A LEGO Step Sequencer made at ADVANCE HACKATHON. There's a video.


This is a hackathon project. It was made during a weekend and a few evenings the week after. It's basically a proof of concept, so please don't expect it to be easy to set up or even ready for production use. You'll probably have to tweak the code a little to adapt it to the camera you're using and the lighting conditions. Even if you know what you're doing, it takes some time to get it running. I still think that you can have some fun playing with it, like I had creating it.

How It Works

In a video image of the LEGO plate, every potential brick position is evaluated for its color. Depending on the detected color, a note in the step sequencer pattern is added or removed. These changes to the step sequencer pattern are published as OSC messages. The actual sequencer is a separate process that listens to these OSC messages, recreates the pattern from them and sends out MIDI notes for the pattern at 120 bpm.

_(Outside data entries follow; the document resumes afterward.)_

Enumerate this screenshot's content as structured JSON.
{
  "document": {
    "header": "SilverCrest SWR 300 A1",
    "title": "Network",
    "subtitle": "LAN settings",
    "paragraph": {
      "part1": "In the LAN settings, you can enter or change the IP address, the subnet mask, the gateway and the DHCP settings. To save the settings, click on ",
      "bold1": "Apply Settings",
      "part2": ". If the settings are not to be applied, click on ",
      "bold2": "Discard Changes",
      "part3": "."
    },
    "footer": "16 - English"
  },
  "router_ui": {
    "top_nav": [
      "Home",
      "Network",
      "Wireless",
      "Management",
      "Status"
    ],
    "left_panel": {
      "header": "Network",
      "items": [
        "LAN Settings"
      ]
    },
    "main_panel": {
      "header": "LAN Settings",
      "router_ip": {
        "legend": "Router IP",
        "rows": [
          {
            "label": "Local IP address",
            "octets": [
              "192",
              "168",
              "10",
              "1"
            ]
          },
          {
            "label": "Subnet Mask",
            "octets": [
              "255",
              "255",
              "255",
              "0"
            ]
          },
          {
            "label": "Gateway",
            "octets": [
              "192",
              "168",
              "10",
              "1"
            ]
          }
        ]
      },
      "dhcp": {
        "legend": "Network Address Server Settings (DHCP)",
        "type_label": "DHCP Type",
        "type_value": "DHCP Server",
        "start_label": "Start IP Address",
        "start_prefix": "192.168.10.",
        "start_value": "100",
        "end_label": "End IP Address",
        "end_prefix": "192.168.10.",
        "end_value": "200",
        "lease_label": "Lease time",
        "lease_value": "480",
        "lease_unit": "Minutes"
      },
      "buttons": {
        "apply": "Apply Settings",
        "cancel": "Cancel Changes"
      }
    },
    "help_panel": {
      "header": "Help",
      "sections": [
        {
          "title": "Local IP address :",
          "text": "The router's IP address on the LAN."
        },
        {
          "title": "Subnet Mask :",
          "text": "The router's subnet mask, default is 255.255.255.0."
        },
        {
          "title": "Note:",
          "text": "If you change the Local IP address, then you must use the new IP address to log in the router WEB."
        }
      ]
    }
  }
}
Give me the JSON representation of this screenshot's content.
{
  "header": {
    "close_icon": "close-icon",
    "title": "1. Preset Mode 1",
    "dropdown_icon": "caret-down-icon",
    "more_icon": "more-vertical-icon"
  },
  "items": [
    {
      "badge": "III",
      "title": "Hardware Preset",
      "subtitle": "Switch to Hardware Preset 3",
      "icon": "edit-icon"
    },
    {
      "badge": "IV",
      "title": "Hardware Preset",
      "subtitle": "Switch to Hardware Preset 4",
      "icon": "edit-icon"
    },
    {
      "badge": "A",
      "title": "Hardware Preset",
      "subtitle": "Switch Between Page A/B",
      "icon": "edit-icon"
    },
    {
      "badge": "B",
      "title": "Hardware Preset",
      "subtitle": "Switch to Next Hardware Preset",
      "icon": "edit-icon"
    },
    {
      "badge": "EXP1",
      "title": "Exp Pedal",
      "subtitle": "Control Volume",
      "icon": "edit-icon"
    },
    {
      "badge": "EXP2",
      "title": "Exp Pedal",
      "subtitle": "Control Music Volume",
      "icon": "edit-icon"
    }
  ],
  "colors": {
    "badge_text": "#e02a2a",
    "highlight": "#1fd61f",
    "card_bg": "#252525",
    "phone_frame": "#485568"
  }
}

In case you're wondering: I took the detour through OSC and a separate process for latency reasons. In the separate process the MIDI messages can be triggered with much lower latency than in a "green" Python thread.

What You Need

  • A 32x32 pin LEGO plate
  • Some 2x2 LEGO bricks
  • A webcam (I used a Logitech C270)
  • Adhesive tape, preferrably double-faced
  • Some basic hacking skills
  • A MIDI loopback device (IAC, MIDI Yoke etc.)
  • A MIDI-based sound generator (Ableton Live, pure data, Rosegarden etc.)
  • Python
  • OpenCV Python module
  • pyliblo
  • pyPortMidi

How To Set It Up

  1. Tape the webcam to a wall cupboard in your kitchen.
  2. Tape the LEGO plate to the countertop below the webcam.
  3. Make sure that the plate is well-lit (bright, from above, without shadows).
  4. Connect the webcam to your laptop.
  5. Run python initializer.py to mark the position of the LEGO plate in the webcam image: In the window that appears, click the four corners of the plate counterclockwise. Start with the corner that is on the lower left when you're standing in front of it. That's not necessarily the lower left corner in the image, since it might be rotated. After the fourth click, the program should end and create a file called rect.json.
  6. Run python step.py. This is the actual sequencer that listens to the OSC messages and sends out MIDI notes.
  7. Run python lego.py in a separate terminal. This is the program that detects bricks in the camera image and creates an OSC message for every change. In the window that opens, you should see a square picture of the LEGO plate.


  • Instead of running python step.py you can run oscdump 8765 (it comes with pyliblo) at first. If you don't see it printing messages like /pattern/set 1 4 when putting a brick on the plate, the brick detection in lego.py isn't working correctly. If you see these messages, but don't hear any sound, there's a problem with you MIDI setup and sound device.